For me, the qualities that rose to this level were things like relentless, passionate, loyal, dedicated, resilient, courageous, sensitive, reflective, and loving. These were qualities that, though they weren’t always acted upon in the same ways, nonetheless they were always there in me in some fashion. For example, while I haven’t always been dedicated to the same activities, interests, or pursuits (much less even completing everything I start!), I was always dedicated to seeking more information, more knowledge, and higher orders of wisdom and perspective. I have certainly had my moments of passion about a relationship or even a particular flavor I was enjoying in the moment–moments that have come and gone;, but I have never not been passionate about healing and helping the world to find greater ease from patterns of suffering. No matter what I have done or not done, these qualities have always been present within me to one degree of intensity or another.
When we have taken the time to strip away our programming that has told us HOW we should think about ourselves, we come to see ourselves more clearly and with more empowerment. And with this clarity, we may begin to wonder how it is we learned to view ourselves that way in the first place. We may even begin to see that HOW we have been thinking about ourselves (e.g. I Am What I Do, I Am What I Feel, I Am What I Want) has, in fact, not actually been serving our greatest sense of power, goodness, and value in our own lives and in the world. We begin to see that the very mechanisms for HOW we have been going about defining ourselves and finding our place in the world have in reality been merely the conditioning of living in a system that has wanted to keep us from connecting and leveraging our greatest strengths and goodness. These flawed approaches we have been programmed with only serve to keep us feeling insecure and afraid, believing that to be known we have to keep doing or feeling the things we have been led to believe are acceptable and tolerable to others. It is this mindset we have been programmed with–and that we have continued to keep reinforcing for ourselves unconsciously–that continues to make us feel unsatisfied and discontent, no matter how hard we try to measure up to these false definitions of Who We Are.

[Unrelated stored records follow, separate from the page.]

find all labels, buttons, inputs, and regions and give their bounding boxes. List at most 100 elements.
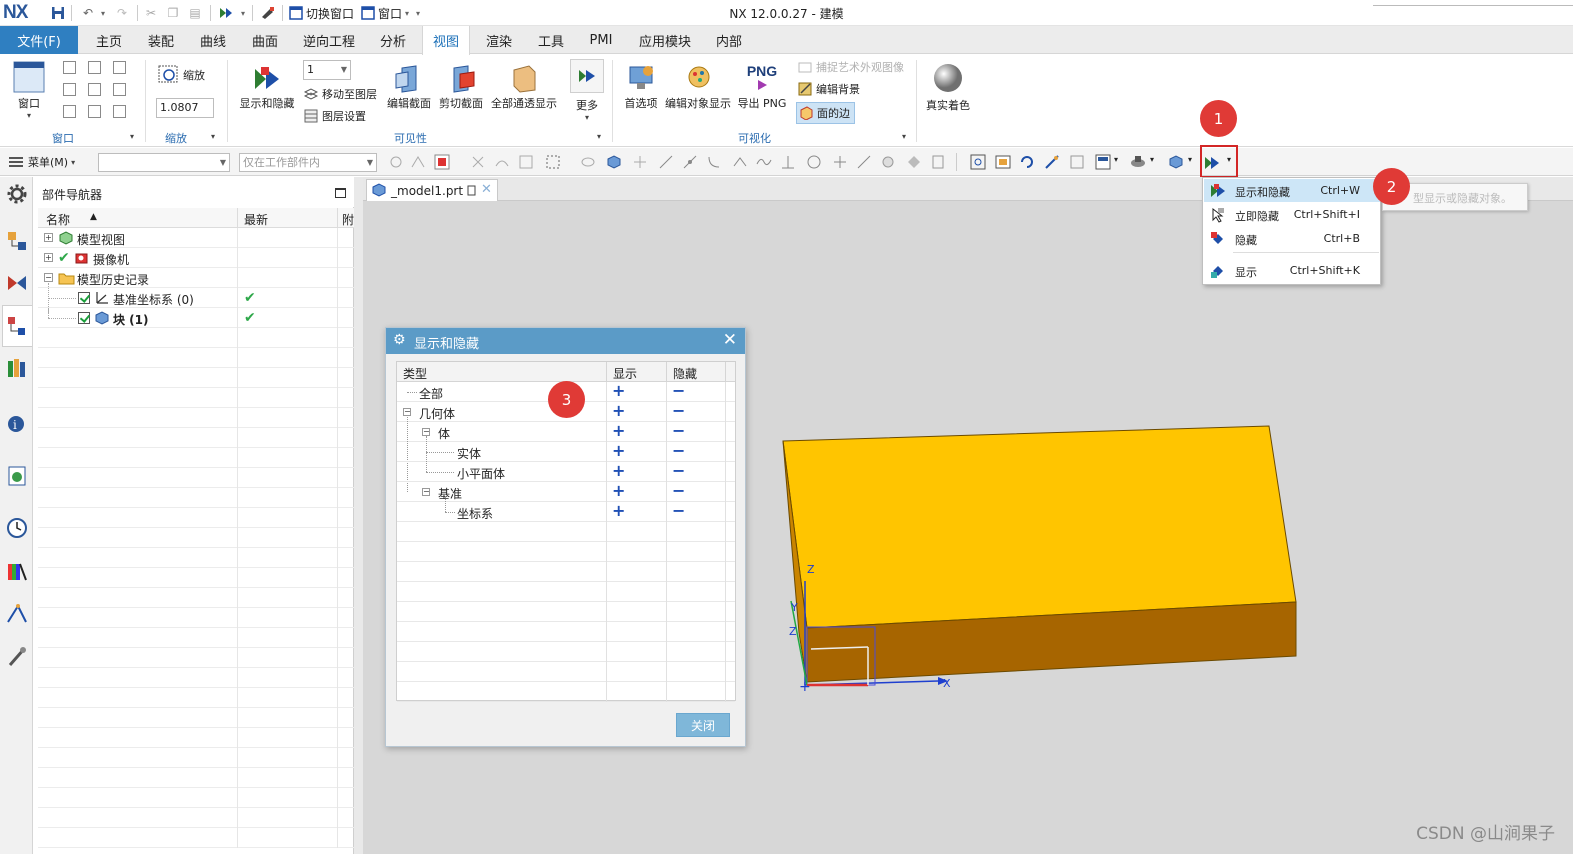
- menu-item-show-and-hide[interactable]: 显示和隐藏 Ctrl+W: [1204, 179, 1380, 202]
- layout-vsplit-icon[interactable]: [88, 61, 101, 74]
- tab-pmi[interactable]: PMI: [580, 26, 622, 54]
- selection-scope-select[interactable]: 仅在工作部件内 ▼: [239, 153, 377, 172]
- all-transparent-button[interactable]: 全部通透显示: [489, 63, 559, 111]
- snap-on-curve-icon[interactable]: [856, 154, 872, 170]
- tree-row-block[interactable]: 块 (1) ✔: [38, 308, 354, 328]
- group-visibility-dropdown-icon[interactable]: ▾: [597, 132, 601, 141]
- tab-surface[interactable]: 曲面: [242, 26, 288, 54]
- show-plus-icon[interactable]: +: [612, 383, 625, 399]
- document-tab[interactable]: _model1.prt ✕: [366, 179, 498, 201]
- tab-reverse-engineering[interactable]: 逆向工程: [294, 26, 364, 54]
- snap-line-icon[interactable]: [658, 154, 674, 170]
- tab-file[interactable]: 文件(F): [0, 26, 78, 54]
- show-hide-ribbon-button[interactable]: 显示和隐藏: [237, 63, 297, 111]
- visibility-checkbox[interactable]: [78, 312, 90, 324]
- assembly-navigator-icon[interactable]: [6, 230, 28, 252]
- tree-row-model-views[interactable]: + 模型视图: [38, 228, 354, 248]
- layout-four-icon[interactable]: [63, 105, 76, 118]
- select-body-icon[interactable]: [580, 154, 596, 170]
- tab-internal[interactable]: 内部: [706, 26, 752, 54]
- menu-item-show[interactable]: 显示 Ctrl+Shift+K: [1204, 259, 1380, 282]
- snap-point-icon[interactable]: [632, 154, 648, 170]
- column-name-header[interactable]: 名称: [46, 211, 70, 228]
- show-plus-icon[interactable]: +: [612, 403, 625, 419]
- dialog-settings-icon[interactable]: ⚙: [393, 332, 406, 348]
- collapse-icon[interactable]: −: [422, 428, 430, 436]
- close-button[interactable]: 关闭: [676, 713, 730, 737]
- general-selection-icon[interactable]: [434, 154, 450, 170]
- show-plus-icon[interactable]: +: [612, 443, 625, 459]
- snap-intersection-icon[interactable]: [832, 154, 848, 170]
- edit-object-display-button[interactable]: 编辑对象显示: [664, 61, 732, 111]
- group-window-dropdown-icon[interactable]: ▾: [130, 132, 134, 141]
- snap-arc-icon[interactable]: [706, 154, 722, 170]
- layout-hsplit-icon[interactable]: [113, 61, 126, 74]
- face-edges-toggle[interactable]: 面的边: [796, 102, 855, 124]
- show-plus-icon[interactable]: +: [612, 463, 625, 479]
- expand-icon[interactable]: +: [44, 253, 53, 262]
- tab-home[interactable]: 主页: [86, 26, 132, 54]
- history-clock-icon[interactable]: [6, 517, 28, 539]
- dialog-title-bar[interactable]: ⚙ 显示和隐藏 ✕: [386, 328, 745, 354]
- snap-grid-icon[interactable]: [930, 154, 946, 170]
- column-latest-header[interactable]: 最新: [244, 211, 268, 228]
- layout-three-left-icon[interactable]: [63, 83, 76, 96]
- layout-six-icon[interactable]: [88, 105, 101, 118]
- hide-minus-icon[interactable]: −: [672, 483, 685, 499]
- show-plus-icon[interactable]: +: [612, 483, 625, 499]
- edit-background-button[interactable]: 编辑背景: [798, 81, 860, 97]
- column-extra-header[interactable]: 附: [342, 211, 354, 228]
- tree-row-cameras[interactable]: + ✔ 摄像机: [38, 248, 354, 268]
- hide-minus-icon[interactable]: −: [672, 443, 685, 459]
- layout-single-icon[interactable]: [63, 61, 76, 74]
- capture-image-button[interactable]: 捕捉艺术外观图像: [798, 59, 904, 75]
- manufacturing-wizard-icon[interactable]: [6, 645, 28, 667]
- pan-view-icon[interactable]: [1044, 154, 1060, 170]
- move-to-layer-button[interactable]: 移动至图层: [304, 86, 377, 102]
- zoom-value-input[interactable]: 1.0807: [156, 98, 214, 118]
- hd3d-tools-icon[interactable]: i: [6, 412, 28, 434]
- snap-perp-icon[interactable]: [780, 154, 796, 170]
- hide-minus-icon[interactable]: −: [672, 383, 685, 399]
- layout-nine-icon[interactable]: [113, 105, 126, 118]
- tab-tools[interactable]: 工具: [528, 26, 574, 54]
- collapse-icon[interactable]: −: [422, 488, 430, 496]
- rectangle-select-icon[interactable]: [545, 154, 561, 170]
- preferences-button[interactable]: 首选项: [620, 61, 662, 111]
- fit-view-icon[interactable]: [970, 154, 986, 170]
- visibility-checkbox[interactable]: [78, 292, 90, 304]
- orient-view-icon[interactable]: [1069, 154, 1085, 170]
- settings-gear-icon[interactable]: [6, 183, 28, 205]
- layer-settings-button[interactable]: 图层设置: [304, 108, 366, 124]
- work-layer-view-icon[interactable]: [1168, 154, 1184, 170]
- menu-item-immediate-hide[interactable]: 立即隐藏 Ctrl+Shift+I: [1204, 203, 1380, 226]
- snap-tangent-icon[interactable]: [732, 154, 748, 170]
- close-tab-icon[interactable]: ✕: [481, 182, 492, 197]
- render-style-icon[interactable]: [1095, 154, 1111, 170]
- more-visibility-button[interactable]: 更多 ▾: [568, 59, 606, 122]
- shaded-edges-dropdown-icon[interactable]: ▾: [1150, 155, 1154, 164]
- show-plus-icon[interactable]: +: [612, 503, 625, 519]
- show-plus-icon[interactable]: +: [612, 423, 625, 439]
- group-zoom-dropdown-icon[interactable]: ▾: [211, 132, 215, 141]
- tab-analysis[interactable]: 分析: [370, 26, 416, 54]
- tree-row-model-history[interactable]: − 模型历史记录: [38, 268, 354, 288]
- work-layer-select[interactable]: 1 ▼: [303, 60, 351, 80]
- window-button[interactable]: 窗口 ▾: [8, 59, 50, 120]
- reuse-library-icon[interactable]: [6, 357, 28, 379]
- tab-view[interactable]: 视图: [422, 26, 470, 55]
- rotate-view-icon[interactable]: [1019, 154, 1035, 170]
- shaded-edges-icon[interactable]: [1130, 154, 1146, 170]
- web-browser-icon[interactable]: [6, 465, 28, 487]
- dialog-close-icon[interactable]: ✕: [723, 330, 737, 350]
- snap-center-icon[interactable]: [806, 154, 822, 170]
- hide-minus-icon[interactable]: −: [672, 403, 685, 419]
- collapse-icon[interactable]: −: [44, 273, 53, 282]
- select-tangent-icon[interactable]: [494, 154, 510, 170]
- true-shading-button[interactable]: 真实着色: [922, 59, 974, 113]
- menu-button[interactable]: 菜单(M) ▾: [8, 154, 75, 170]
- select-point-icon[interactable]: [470, 154, 486, 170]
- collapse-icon[interactable]: −: [403, 408, 411, 416]
- select-solid-icon[interactable]: [606, 154, 622, 170]
- snap-bounded-icon[interactable]: [906, 154, 922, 170]
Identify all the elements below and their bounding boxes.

So if you are inspired to rid yourself of this programming and to set yourself free of these cycles of uncertainty, challenge yourself to sit with these new questions deeply: “What is true of me throughout ALL of my life’s experiences? What quality has always been present no matter what, even if it hasn’t been in the forefront of my experience in a given moment? What qualities have I ALWAYS returned to after moments of crisis or stress?” Do this from a commitment in you that is determined to find affirming qualities in your whole self. If at first all that comes up is negative and judgmental, push yourself to find qualities that emerge in the greater scope of your entire life experience that are affirming and empowering. It may take some time and dedication to stay with the process until you find them, but in the long run, they will help you create a deep sense of security within yourself when you do.